- Russian Dressing
- 2 1/2 Tbsp mayonnaise
- 1 Tbsp sour cream
- 2 1/2 Tbsp ketchup
- 1 Tbsp dill pickle relish, drained
- 1 Tbsp fresh lemon
- 1 tsp horseradish
- 1/2 tsp paprika
- 1/2 tsp onion powder
- Salt and freshly ground pepper
- 5 Tbsp butter, softened
- 8 slices Harmons Artisan Rye Bread
- 1 lb sliced corned beef
- 1 cup packed sauerkraut drained
- 8 slices Swiss cheese
To make the Russian dressing, in a bowl, add mayonnaise, sour cream, ketchup, relish, lemon juice, horseradish, paprika, onion powder, salt and pepper and stir to combine. Set aside.
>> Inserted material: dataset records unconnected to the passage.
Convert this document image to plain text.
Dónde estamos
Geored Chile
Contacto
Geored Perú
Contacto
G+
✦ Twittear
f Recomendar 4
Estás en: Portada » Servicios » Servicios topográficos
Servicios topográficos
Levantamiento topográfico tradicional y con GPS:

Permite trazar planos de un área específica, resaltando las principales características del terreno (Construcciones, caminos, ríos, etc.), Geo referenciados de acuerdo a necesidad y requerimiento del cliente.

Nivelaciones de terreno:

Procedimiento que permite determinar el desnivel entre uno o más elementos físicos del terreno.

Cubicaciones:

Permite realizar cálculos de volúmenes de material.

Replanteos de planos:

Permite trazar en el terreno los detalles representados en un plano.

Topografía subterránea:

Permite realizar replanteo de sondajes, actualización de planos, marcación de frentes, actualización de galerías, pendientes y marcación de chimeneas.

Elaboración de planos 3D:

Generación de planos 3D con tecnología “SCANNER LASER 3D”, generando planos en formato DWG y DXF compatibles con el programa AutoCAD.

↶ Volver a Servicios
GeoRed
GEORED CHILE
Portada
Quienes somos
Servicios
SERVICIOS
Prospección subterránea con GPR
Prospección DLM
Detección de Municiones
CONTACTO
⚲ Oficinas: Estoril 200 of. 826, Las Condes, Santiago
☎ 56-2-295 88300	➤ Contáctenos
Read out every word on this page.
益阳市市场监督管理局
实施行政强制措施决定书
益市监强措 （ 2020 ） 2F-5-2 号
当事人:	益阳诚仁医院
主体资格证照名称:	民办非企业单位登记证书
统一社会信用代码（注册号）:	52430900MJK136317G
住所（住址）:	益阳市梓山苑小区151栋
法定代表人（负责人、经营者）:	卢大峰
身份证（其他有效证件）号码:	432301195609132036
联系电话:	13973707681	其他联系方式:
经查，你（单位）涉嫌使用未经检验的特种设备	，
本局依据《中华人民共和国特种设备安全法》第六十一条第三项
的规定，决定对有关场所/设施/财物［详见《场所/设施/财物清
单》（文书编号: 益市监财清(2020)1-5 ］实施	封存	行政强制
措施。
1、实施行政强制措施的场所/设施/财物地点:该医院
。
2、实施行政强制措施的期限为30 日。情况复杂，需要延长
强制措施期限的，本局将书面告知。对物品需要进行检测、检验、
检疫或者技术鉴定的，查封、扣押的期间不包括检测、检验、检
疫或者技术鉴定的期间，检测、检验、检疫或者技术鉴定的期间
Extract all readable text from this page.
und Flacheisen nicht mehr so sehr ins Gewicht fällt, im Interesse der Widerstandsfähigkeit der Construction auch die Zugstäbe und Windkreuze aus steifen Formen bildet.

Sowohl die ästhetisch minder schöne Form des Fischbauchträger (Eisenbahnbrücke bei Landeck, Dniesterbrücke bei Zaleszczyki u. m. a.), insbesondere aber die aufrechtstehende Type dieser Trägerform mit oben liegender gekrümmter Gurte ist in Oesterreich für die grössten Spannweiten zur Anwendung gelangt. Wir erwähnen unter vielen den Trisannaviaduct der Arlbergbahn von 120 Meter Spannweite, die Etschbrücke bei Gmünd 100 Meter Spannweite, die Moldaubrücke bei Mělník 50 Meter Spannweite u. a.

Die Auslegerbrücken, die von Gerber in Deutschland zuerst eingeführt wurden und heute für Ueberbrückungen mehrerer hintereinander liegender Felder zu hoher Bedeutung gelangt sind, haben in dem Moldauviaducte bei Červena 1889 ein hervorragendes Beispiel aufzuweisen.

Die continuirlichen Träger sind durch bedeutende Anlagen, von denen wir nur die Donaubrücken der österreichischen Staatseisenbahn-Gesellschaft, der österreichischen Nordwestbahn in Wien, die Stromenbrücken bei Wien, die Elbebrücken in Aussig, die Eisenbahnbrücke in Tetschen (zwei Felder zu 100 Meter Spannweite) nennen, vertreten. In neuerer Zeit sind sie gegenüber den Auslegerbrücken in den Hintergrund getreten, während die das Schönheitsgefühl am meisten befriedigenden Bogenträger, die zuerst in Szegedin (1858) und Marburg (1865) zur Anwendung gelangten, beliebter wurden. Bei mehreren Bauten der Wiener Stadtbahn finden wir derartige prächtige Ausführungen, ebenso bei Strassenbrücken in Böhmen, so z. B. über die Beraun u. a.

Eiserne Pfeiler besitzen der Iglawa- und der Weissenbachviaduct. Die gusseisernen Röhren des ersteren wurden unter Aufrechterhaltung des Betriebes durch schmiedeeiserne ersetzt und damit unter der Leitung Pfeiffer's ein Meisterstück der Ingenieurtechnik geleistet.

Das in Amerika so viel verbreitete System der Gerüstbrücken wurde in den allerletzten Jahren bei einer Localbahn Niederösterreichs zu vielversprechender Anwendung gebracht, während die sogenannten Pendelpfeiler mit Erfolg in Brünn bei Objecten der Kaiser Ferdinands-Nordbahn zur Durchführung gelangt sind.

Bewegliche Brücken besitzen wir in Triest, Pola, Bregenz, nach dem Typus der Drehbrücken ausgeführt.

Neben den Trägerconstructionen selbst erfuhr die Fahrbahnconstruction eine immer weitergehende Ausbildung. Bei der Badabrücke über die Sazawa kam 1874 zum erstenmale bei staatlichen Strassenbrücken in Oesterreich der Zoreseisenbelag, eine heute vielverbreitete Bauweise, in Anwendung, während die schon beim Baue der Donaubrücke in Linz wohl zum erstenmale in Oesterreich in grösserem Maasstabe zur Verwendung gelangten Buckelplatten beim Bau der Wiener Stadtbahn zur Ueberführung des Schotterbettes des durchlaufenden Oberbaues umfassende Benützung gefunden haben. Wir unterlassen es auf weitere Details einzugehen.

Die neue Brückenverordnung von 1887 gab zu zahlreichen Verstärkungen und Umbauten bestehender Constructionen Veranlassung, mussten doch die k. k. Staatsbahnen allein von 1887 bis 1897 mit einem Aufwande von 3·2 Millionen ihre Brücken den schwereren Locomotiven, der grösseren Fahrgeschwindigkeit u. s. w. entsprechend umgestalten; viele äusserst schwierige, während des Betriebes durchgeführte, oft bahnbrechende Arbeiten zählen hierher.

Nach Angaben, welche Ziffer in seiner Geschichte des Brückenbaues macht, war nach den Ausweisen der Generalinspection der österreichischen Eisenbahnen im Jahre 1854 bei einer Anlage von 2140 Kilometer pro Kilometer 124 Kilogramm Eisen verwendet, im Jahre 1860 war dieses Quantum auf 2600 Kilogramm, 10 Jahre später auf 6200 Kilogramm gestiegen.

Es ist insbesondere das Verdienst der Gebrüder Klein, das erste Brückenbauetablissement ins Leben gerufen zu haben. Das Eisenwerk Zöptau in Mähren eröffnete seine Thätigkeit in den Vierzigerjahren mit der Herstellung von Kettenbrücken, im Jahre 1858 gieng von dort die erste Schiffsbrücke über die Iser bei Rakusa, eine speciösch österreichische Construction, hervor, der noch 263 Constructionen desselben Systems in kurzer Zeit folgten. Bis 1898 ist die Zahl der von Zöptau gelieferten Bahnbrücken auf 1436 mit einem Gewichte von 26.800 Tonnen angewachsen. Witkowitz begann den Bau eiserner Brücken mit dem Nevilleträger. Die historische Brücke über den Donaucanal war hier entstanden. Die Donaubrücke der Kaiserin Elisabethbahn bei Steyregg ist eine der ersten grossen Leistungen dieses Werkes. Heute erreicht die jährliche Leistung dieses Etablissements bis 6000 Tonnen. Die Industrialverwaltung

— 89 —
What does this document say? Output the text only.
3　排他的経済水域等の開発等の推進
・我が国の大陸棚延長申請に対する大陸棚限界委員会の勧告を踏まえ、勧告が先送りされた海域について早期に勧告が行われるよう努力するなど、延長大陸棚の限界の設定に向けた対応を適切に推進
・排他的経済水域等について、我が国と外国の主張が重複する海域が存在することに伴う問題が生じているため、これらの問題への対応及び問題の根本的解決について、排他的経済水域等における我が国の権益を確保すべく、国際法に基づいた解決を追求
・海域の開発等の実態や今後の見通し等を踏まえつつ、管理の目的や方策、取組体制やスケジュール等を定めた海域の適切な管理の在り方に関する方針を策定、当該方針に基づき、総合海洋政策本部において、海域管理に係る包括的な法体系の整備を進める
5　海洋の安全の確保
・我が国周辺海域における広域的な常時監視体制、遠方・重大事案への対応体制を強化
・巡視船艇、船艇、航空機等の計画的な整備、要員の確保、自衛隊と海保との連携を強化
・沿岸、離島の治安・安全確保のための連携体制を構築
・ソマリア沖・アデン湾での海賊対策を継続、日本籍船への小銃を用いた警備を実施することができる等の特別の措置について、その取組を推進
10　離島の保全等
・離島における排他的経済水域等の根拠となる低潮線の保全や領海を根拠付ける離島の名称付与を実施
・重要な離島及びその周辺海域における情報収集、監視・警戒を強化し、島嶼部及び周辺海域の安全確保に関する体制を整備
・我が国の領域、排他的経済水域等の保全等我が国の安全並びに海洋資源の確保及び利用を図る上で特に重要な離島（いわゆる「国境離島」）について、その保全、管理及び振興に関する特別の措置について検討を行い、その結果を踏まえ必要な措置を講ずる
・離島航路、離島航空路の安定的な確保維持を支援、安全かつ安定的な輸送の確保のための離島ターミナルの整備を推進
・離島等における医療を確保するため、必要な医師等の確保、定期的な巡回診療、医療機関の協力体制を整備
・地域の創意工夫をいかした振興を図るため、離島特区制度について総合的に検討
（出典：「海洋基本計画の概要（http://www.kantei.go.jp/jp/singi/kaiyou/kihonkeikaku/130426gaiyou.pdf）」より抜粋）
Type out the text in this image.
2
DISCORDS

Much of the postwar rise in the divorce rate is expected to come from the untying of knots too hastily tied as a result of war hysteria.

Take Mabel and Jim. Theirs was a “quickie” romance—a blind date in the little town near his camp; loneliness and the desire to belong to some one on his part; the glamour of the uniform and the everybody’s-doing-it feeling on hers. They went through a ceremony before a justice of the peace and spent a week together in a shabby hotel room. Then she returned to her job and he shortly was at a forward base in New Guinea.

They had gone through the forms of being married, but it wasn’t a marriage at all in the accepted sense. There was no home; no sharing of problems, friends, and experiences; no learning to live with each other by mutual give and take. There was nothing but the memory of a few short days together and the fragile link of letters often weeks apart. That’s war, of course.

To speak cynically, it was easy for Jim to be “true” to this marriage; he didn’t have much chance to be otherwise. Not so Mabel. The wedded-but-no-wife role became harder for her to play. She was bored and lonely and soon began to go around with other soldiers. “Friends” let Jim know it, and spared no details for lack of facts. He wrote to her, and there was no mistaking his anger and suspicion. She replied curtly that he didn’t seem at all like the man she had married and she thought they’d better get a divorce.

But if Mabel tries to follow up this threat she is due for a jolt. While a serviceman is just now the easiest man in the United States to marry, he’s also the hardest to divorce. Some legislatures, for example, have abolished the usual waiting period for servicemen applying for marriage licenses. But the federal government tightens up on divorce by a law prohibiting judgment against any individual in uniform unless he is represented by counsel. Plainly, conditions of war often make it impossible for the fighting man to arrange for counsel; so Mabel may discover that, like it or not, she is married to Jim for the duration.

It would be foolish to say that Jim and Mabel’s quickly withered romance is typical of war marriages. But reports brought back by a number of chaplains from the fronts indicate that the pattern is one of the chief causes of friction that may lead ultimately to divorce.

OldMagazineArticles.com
On a work surface, butter 1 side of each slice of bread. Turn 4 slices butter side down onto a frying pan or griddle over medium heat. Add 1 slice cheese cheese per sandwich. Divide corned beef, sauerkraut, dressing, and 4 more slices of cheese among 4 sandwiches. Top with remaining bread slices, buttered side up.
Grill first side of sandwiches until golden brown, about 4 minutes. Turn over and cook until other side is golden brown, about 4 minutes.